II. Eine Insolvenzeröffnung und die hierdurch begründete Verhinderung der Insolvenzschuldnerin an der eigenen Rechtsverfolgung beruht nicht auf höherer Gewalt i.S.d. § 206 BGB.
III. Die Stellung eines Prozesskostenhilfeantrags kann jedenfalls bei drohender Verjährung des einzuklagenden Anspruchs eine unaufschiebbare Maßnahme sein, die einer Zustimmungspflicht der Gläubigerversammlung nach § 160 InsO nicht unterliegt.

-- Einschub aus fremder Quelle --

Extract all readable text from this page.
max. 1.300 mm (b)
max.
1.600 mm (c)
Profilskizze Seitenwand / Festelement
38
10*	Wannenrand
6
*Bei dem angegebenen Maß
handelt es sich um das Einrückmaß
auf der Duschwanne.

IV. Die Stellung eines Prozesskostenhilfeantrags ist keine Maßnahme mit erheblichem Gewicht i.S.d. § 160 Abs. 2 Nr. 3 InsO, wenn es dem Insolvenzverwalter möglich ist, den Antrag ohne (weitere) anwaltliche Hilfe einzureichen. Ansonsten ist das wirtschaftliche Gewicht der durch Einreichung eines Prozesskostenhilfeantrags anfallenden anwaltlichen Verfahrensgebühr ggf. unter Berücksichtigung der Anrechnung auf eine entstandene oder noch entstehende Verfahrensgebühr für das Klageverfahren in das Verhältnis zu setzen zum Vorteil des Prozesskostenhilfeantrags und zum Umfang der Masse.
Normenkette
ZPO §§ 240, 167; BGB § 206; InsO § 160
Verfahrensgang
LG Tübingen (Beschluss vom 17.04.2009; Aktenzeichen 20 O 50/08) |
Tenor
1. Die sofortige Beschwerde des Klägers gegen den Beschluss der 20. Kammer für Handelssachen des LG Tübingen vom 17.4.2009 - 20 O 50/08, wird zurückgewiesen.
2. Der Kläger hat die mit der Zurückweisung seiner sofortigen Beschwerde angefallene Gerichtsgebühr zu tragen; außergerichtliche Kosten werden nicht erstattet.
3. Die Rechtsbeschwerde wird zugelassen.
Gründe
I. Der Kläger begehrt als Insolvenzverwalter über das Vermögen der X GmbH, X, Prozesskostenhilfe für eine Klage auf restlichen Werklohn aus einem VOB-Bauvertrag.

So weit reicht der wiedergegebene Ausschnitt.